Extended Data figure legends
Supplemental information contains three figures.
Figure S1
(A) ACP diseases
(B) Heatmap pathway IFN-I with the normalized reads per gene of CTL (n=5), DM (n=5), ASS (n=5) and IBM (n=4) RNA-seq data.
(C) Heatmap pathway IFN with the normalized reads per gene of CTL (n=5), DM (n=5), ASS (n=5) and IBM (n=4) RNA-seq data
(D) Gene ontology analysis for biological processes and KEGG of the downregulated (blue) genes in Inclusion body myositis (IBM) muscle compared to control (CTL) muscles. Selected enriched terms are presented according to the fold enrichment.
(E) Number of mTOR gene transcripts normalized in CPM (counts per million) in DIMs muscle performed by RNAsequencing.
Figure S2
(A) Representative 3D reconstruction of immunofluorescence staining of myofibers (DYSTROPHIN, green) and MHC-II (red) expressions performed on cleared thick CTL and ASS/IBM muscle sections. Z projection 60um. Champs 1062*1062 pixels.
(B) Representative 3D reconstruction of immunofluorescence staining of satellite cells (M-CADHERIN, yellow) and DAPI (blue) performed on cleared thick CTL and ASS/IBM muscle sections. Z projection 60um. Champs 1062*1062 pixels
(C) Quantification of the number of M-CADHERIN+ satellite cells per volume performed on in CTL (n=3) and ASS/IBM (n=3) muscles. Mann-Whitney U test, mean± SEM.
Figure S3
(A) Quantification of ki67 gene expression by RT-qPCR performed on CTL and IFNγ exposed-MPCs. Mann-Whitney U test, means ± SEM
(B) Representative images showing scratch assay to measure cell migration, performed on CTL MPC and MPC exposed to IFNγ for 48 hours.

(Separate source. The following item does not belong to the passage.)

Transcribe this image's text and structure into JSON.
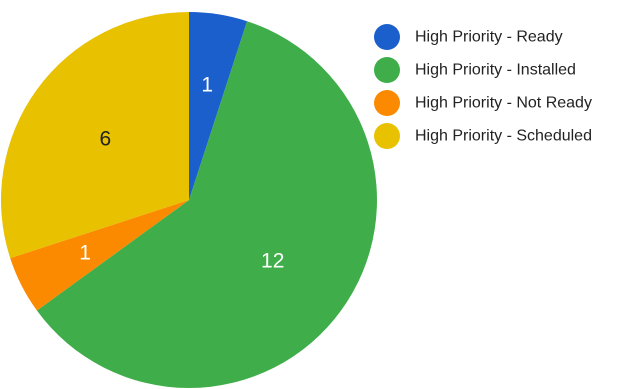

(C) Quantification of percentage of wound closure was determined between IFNγ and CTL MPCs at several times 7h, 24h and 48h.
(D) Luminescent Cell Viability Assay was used to determine the number of viable cells based on quantitation of the ATP level, performed on IFNγ-exposed MPCs versus CTL MPCs. One-way ANOVA, Kruskal-Wallis test.
(E) Quantification of membrane permeability in IFNγ-exposed cells (1-25 ng/ml) versus non-exposed cells at 24, 48, and 72 hours post-exposure, using CytoTox-Glo™ Cytotoxicity Assay. n=3 Statistics performed with One-way ANOVA, Kruskal-Wallis test (ns).
(F) Quantification of myogenic regulator factors MyoG, Myf6 and Myf5 gene expression by RT-qPCR performed on CTL and IFNγ exposed-MPCs. Mann-Whitney U test, means ± SEM
Acknowledgments
This work was supported by funding from Association Française contre les Myopathies (AFM) via TRANSLAMUSCLE (PROJECT 19507). C. Hou benefited from Région Ile-de-France ARDOC Fellowship and RHU CARMMA Fellowship, and was recipient of Société Française de Myologie prize (2017). B. Periou benefited from RHU CARMMA Fellowship.
Footnotes
Competing Interests statement None of the co-authors has any conflict of interest to disclose in link with this work.